At the same time, debris build up around the cottage, and successive generations added just a little more concrete to the area outside the walls. The ground level crept up, until on two sides it was higher than the floor inside. Capilliary action would carry yet more water up into the walls.
Add in some little leaks around the chimneys, and you have the cottage as we found it, back in February. Of course, back then we had no idea even that a thatched roof existed, or what lay behind those hollow sounding stud walls……..

NB – Although we can only surmise about the history of the cottage, we now think that at some stage it was a barn, and that along the way it had fallen into disrepair. The internal walls, once stone, have been replaced with brick built walls, which included wide doorways with shallow arches.  The stone from the walls is lying in the floor to either side of the walls. Additionally, there are very few artefacts to be found in the earth floor, and in one room there is a distinctive burned layer in the floor, so it seems likely that there was a fire there, covering much of the floor. However, there are bricks in the floor layer, so the brick built parts must be relatively old.

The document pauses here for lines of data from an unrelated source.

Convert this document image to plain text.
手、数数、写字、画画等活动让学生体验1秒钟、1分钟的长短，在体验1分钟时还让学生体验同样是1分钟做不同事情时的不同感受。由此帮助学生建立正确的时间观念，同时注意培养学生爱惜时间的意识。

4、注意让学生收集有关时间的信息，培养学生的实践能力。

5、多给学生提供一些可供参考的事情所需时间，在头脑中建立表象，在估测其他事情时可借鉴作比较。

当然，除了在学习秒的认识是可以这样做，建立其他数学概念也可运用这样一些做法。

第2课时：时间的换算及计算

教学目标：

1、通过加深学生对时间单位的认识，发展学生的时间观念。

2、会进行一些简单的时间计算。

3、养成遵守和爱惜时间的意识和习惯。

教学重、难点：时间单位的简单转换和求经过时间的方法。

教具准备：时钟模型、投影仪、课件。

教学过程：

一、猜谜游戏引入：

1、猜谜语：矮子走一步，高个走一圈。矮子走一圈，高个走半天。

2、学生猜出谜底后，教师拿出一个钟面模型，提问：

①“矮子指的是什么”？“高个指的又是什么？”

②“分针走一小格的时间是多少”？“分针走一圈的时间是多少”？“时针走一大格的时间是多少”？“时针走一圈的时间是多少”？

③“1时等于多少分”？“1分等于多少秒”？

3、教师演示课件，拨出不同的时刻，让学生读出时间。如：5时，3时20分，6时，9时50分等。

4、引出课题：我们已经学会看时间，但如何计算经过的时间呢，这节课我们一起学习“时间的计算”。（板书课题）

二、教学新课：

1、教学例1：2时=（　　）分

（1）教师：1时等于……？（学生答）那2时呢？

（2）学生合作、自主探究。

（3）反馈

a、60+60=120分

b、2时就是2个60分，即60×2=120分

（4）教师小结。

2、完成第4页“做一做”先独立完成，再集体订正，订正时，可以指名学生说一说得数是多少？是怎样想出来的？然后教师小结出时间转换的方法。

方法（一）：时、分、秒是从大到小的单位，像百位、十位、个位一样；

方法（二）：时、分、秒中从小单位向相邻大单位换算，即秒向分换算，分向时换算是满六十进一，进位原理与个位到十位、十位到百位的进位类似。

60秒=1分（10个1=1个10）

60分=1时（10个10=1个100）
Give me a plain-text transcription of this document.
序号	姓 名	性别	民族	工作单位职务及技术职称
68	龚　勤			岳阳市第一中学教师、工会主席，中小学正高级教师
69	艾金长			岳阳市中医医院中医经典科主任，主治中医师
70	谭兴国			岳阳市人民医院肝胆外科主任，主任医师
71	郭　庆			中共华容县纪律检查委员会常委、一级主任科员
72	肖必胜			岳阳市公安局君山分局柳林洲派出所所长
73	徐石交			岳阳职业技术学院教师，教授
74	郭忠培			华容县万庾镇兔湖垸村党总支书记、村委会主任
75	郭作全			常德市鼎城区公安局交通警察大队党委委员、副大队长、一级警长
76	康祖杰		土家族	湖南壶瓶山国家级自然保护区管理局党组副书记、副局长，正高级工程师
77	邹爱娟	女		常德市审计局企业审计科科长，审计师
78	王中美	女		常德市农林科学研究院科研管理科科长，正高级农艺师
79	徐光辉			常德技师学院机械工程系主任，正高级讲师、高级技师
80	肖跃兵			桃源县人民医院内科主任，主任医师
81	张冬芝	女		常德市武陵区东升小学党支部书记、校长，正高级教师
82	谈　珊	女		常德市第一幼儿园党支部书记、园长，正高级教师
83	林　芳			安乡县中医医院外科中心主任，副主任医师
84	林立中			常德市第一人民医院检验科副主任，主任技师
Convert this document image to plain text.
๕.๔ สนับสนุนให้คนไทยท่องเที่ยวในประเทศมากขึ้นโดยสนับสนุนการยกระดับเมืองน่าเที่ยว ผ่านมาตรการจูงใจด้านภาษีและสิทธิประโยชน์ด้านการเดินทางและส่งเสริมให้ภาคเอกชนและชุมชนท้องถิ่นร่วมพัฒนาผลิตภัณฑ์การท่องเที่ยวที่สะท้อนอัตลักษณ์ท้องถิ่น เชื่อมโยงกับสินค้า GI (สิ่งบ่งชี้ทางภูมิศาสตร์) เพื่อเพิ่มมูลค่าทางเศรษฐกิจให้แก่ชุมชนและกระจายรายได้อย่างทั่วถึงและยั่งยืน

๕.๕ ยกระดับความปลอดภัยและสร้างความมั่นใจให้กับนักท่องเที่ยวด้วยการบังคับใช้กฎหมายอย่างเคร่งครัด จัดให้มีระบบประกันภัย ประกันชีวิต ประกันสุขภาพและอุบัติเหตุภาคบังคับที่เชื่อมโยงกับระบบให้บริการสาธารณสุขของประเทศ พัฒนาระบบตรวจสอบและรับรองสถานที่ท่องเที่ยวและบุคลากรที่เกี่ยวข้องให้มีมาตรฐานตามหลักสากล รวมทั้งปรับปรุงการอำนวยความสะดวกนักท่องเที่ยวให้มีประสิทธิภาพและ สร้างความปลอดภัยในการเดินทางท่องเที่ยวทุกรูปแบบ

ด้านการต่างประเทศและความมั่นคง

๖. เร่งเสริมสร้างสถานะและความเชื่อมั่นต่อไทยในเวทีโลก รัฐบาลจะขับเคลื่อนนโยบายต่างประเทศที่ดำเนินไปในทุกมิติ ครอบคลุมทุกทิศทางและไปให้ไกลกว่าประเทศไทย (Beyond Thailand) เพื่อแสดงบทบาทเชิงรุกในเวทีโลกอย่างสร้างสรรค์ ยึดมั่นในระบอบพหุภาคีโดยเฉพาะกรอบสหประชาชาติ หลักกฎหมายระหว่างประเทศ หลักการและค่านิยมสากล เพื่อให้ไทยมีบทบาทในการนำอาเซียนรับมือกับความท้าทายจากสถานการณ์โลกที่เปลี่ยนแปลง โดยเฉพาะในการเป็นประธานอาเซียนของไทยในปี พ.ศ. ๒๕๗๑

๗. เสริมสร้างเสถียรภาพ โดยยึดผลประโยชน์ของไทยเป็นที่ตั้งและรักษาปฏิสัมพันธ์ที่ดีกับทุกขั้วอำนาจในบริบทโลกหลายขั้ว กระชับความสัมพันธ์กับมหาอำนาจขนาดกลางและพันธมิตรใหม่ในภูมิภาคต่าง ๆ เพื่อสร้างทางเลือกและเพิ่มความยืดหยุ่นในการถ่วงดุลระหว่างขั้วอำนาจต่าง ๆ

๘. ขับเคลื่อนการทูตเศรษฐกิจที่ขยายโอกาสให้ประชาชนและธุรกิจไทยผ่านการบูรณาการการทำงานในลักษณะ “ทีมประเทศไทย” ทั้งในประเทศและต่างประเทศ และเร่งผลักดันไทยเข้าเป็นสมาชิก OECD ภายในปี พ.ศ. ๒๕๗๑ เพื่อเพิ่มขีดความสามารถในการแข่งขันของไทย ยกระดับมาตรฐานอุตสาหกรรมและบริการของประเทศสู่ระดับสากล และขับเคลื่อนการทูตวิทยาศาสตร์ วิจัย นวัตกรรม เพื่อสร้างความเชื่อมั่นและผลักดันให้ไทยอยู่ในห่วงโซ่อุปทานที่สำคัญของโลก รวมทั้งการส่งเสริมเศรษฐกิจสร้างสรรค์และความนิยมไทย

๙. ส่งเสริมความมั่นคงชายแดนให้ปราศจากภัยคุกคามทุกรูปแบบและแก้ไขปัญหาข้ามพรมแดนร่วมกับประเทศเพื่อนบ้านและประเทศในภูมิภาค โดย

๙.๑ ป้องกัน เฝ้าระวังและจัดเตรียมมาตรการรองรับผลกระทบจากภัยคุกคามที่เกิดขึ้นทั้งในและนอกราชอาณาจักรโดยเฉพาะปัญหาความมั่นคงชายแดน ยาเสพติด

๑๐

The granite bedrock upon which the cottage is built is never far down, so the floor hasn’t build up over a long period of time.
The oldest timbers, which are all hewn rather than sawn, are all from the oldest, dampest end of the house, although curiously this is where the burned layer occurs in the floor, and there isn’t the evidence of soot on any of the timber. This room also contains a chimney stack, but the stone wall inside, which has been long rendered, shows no evidence of the hearth or opening at all. I fully expected to see one there when removing the render.